In response to the decision, Albolooki launched a Twitter account from which she called on the United States, Canada, Australia and European countries to grant her asylum.
The ordeal comes a month after the now famous case of 18-year-old Rahaf al- Qunun who fled Saudi Arabia, fearing for her life after she renounced Islam.
Canada eventually granted her safe haven following her social media campaign which went viral.
Mona Elswah, a Researcher for the Computational Propaganda Project at the University of Oxford, emphasized to The Media Line the importance of social media for disenfranchised groups in the Middle East.
“All media is strictly controlled by the government and there have been harsh regulations restricting social media, some successful and some not. Social media is the only window left for marginalized people, like women, to speak out. That doesn’t mean they won’t be in danger, but they can still say things, and people outside the Arab world can hear it.”
Both Albolooki and al-Qunun chose to highlight their stories on Twitter, which, according to Professor T. Makana Chok of the New House School of Political Communications at Syracuse University, has certain advantages over other platforms.
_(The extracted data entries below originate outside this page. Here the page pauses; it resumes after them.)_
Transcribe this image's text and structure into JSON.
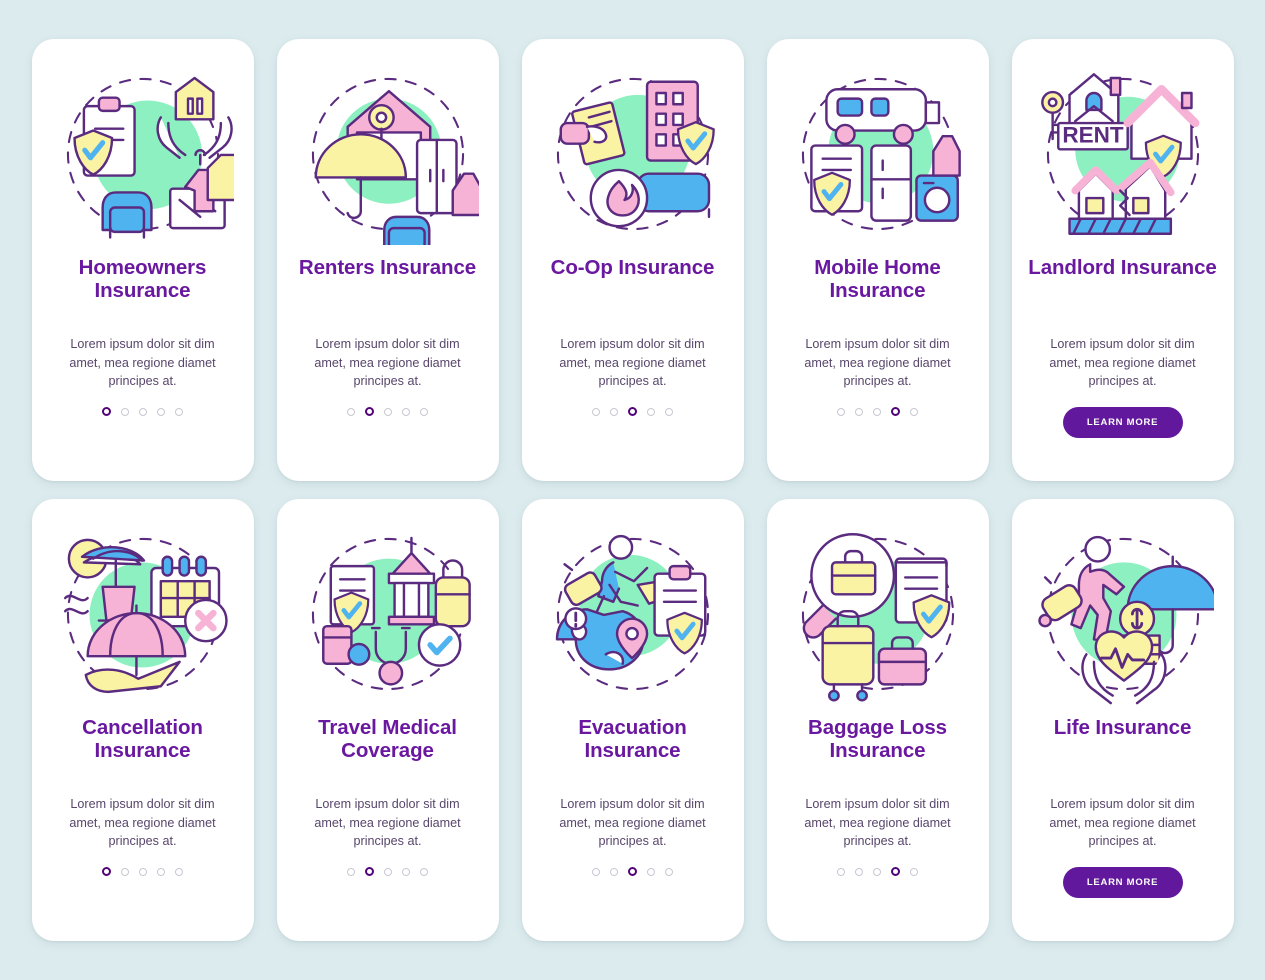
{
  "palette": {
    "page_background": "#dcebee",
    "card_background": "#ffffff",
    "title_purple": "#6a18a0",
    "body_text": "#58466b",
    "button_purple": "#62189c",
    "dot_active": "#53037a",
    "dot_inactive": "#c9c7d2",
    "illus_stroke": "#5b2b80",
    "illus_mint": "#8df0c0",
    "illus_yellow": "#fbf3a4",
    "illus_pink": "#f7b3d6",
    "illus_blue": "#4fb3f0",
    "illus_white": "#ffffff"
  },
  "shared": {
    "body_text": "Lorem ipsum dolor sit dim amet, mea regione diamet principes at.",
    "learn_more_label": "LEARN MORE",
    "dots_total": 5
  },
  "cards": [
    {
      "id": "homeowners-insurance",
      "title": "Homeowners Insurance",
      "body": "Lorem ipsum dolor sit dim amet, mea regione diamet principes at.",
      "footer": "dots",
      "dots_total": 5,
      "dots_active_index": 0,
      "illustration": "homeowners-illustration",
      "icon_elements": [
        "clipboard",
        "shield-check",
        "hands-holding-house",
        "armchair",
        "lamp",
        "table",
        "hanger-shirt"
      ]
    },
    {
      "id": "renters-insurance",
      "title": "Renters Insurance",
      "body": "Lorem ipsum dolor sit dim amet, mea regione diamet principes at.",
      "footer": "dots",
      "dots_total": 5,
      "dots_active_index": 1,
      "illustration": "renters-illustration",
      "icon_elements": [
        "house",
        "key",
        "umbrella",
        "sofa",
        "lamp",
        "wardrobe"
      ]
    },
    {
      "id": "co-op-insurance",
      "title": "Co-Op Insurance",
      "body": "Lorem ipsum dolor sit dim amet, mea regione diamet principes at.",
      "footer": "dots",
      "dots_total": 5,
      "dots_active_index": 2,
      "illustration": "coop-illustration",
      "icon_elements": [
        "hand-signing-contract",
        "apartment-building",
        "shield-check",
        "fire-circle",
        "sofa"
      ]
    },
    {
      "id": "mobile-home-insurance",
      "title": "Mobile Home Insurance",
      "body": "Lorem ipsum dolor sit dim amet, mea regione diamet principes at.",
      "footer": "dots",
      "dots_total": 5,
      "dots_active_index": 3,
      "illustration": "mobile-home-illustration",
      "icon_elements": [
        "camper-van",
        "document-shield",
        "refrigerator",
        "washing-machine",
        "lamp"
      ]
    },
    {
      "id": "landlord-insurance",
      "title": "Landlord Insurance",
      "body": "Lorem ipsum dolor sit dim amet, mea regione diamet principes at.",
      "footer": "button",
      "button_label": "LEARN MORE",
      "illustration": "landlord-illustration",
      "icon_elements": [
        "key",
        "house-rent-sign",
        "house-shield-check",
        "cracked-house"
      ]
    },
    {
      "id": "cancellation-insurance",
      "title": "Cancellation Insurance",
      "body": "Lorem ipsum dolor sit dim amet, mea regione diamet principes at.",
      "footer": "dots",
      "dots_total": 5,
      "dots_active_index": 0,
      "illustration": "cancellation-illustration",
      "icon_elements": [
        "sun",
        "beach-umbrella",
        "deck-chair",
        "waves",
        "calendar-cross",
        "umbrella",
        "airplane"
      ]
    },
    {
      "id": "travel-medical-coverage",
      "title": "Travel Medical Coverage",
      "body": "Lorem ipsum dolor sit dim amet, mea regione diamet principes at.",
      "footer": "dots",
      "dots_total": 5,
      "dots_active_index": 1,
      "illustration": "travel-medical-illustration",
      "icon_elements": [
        "document-shield",
        "pagoda",
        "backpack",
        "pill-bottle",
        "stethoscope",
        "check-circle"
      ]
    },
    {
      "id": "evacuation-insurance",
      "title": "Evacuation Insurance",
      "body": "Lorem ipsum dolor sit dim amet, mea regione diamet principes at.",
      "footer": "dots",
      "dots_total": 5,
      "dots_active_index": 2,
      "illustration": "evacuation-illustration",
      "icon_elements": [
        "running-person",
        "suitcase",
        "airplane",
        "globe-alert",
        "map-pin",
        "clipboard",
        "shield-check"
      ]
    },
    {
      "id": "baggage-loss-insurance",
      "title": "Baggage Loss Insurance",
      "body": "Lorem ipsum dolor sit dim amet, mea regione diamet principes at.",
      "footer": "dots",
      "dots_total": 5,
      "dots_active_index": 3,
      "illustration": "baggage-loss-illustration",
      "icon_elements": [
        "magnifier-briefcase",
        "document-shield-check",
        "suitcase",
        "handbag"
      ]
    },
    {
      "id": "life-insurance",
      "title": "Life Insurance",
      "body": "Lorem ipsum dolor sit dim amet, mea regione diamet principes at.",
      "footer": "button",
      "button_label": "LEARN MORE",
      "illustration": "life-illustration",
      "icon_elements": [
        "walking-person",
        "rolling-suitcase",
        "umbrella",
        "dollar-coins",
        "hands-holding-heart"
      ]
    }
  ]
}
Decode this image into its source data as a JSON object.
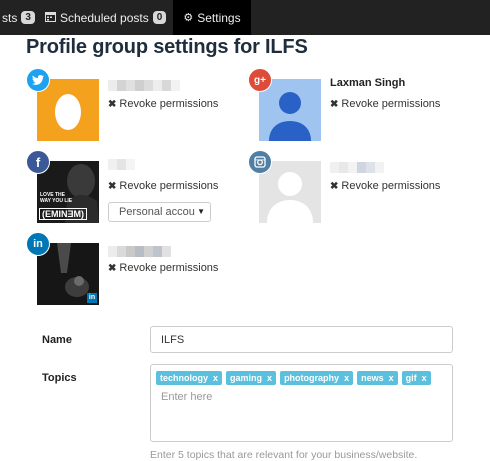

“Facebook tends to be slower, Instagram is more visual and Snapchat has a much younger audience. There’s a certain immediacy with Twitter; it’s updated regularly, has a ‘breaking news’ type of format, and is used by the people you need to reach, such as government ministers, activists and journalists,” Prof. Chok told The Media Line.
Al-Qunun created her Twitter account on January 5, the day she fled her country.
At the time she had less than 50 followers but currently has 222,000, in contrast to Albolooki who has about 750.
“Rahaf’s story had many interesting elements, namely her context,” Elswah explained. “Her plight came after the killing of Saudi journalist Jamal Khashoggi as well as the arrests of many Saudi activists. These incidents made people afraid she would face a similar fate.
Prof. Chock attributes al-Qunun’s success to her frequent video posts and updates on her Twitter feed, allowing her followers to develop a “para-social relationship.”
“Although they may not have directly contacted her, they developed an emotional connection. By contrast, Hind’s phone was taken away from her, and although people may feel sympathy for her, they do not have the same opportunity to develop a sense of a personal bond,” she said.
Both Prof. Chok and Elswah agree that a pivotal moment for al-Qunun came when Egyptian-American author and journalist Mona Elthaway translated and retweeted Rahaf’s posts to her own followers, which numbered 315,000. They, in turn, did the same, creating a greatly expanded network.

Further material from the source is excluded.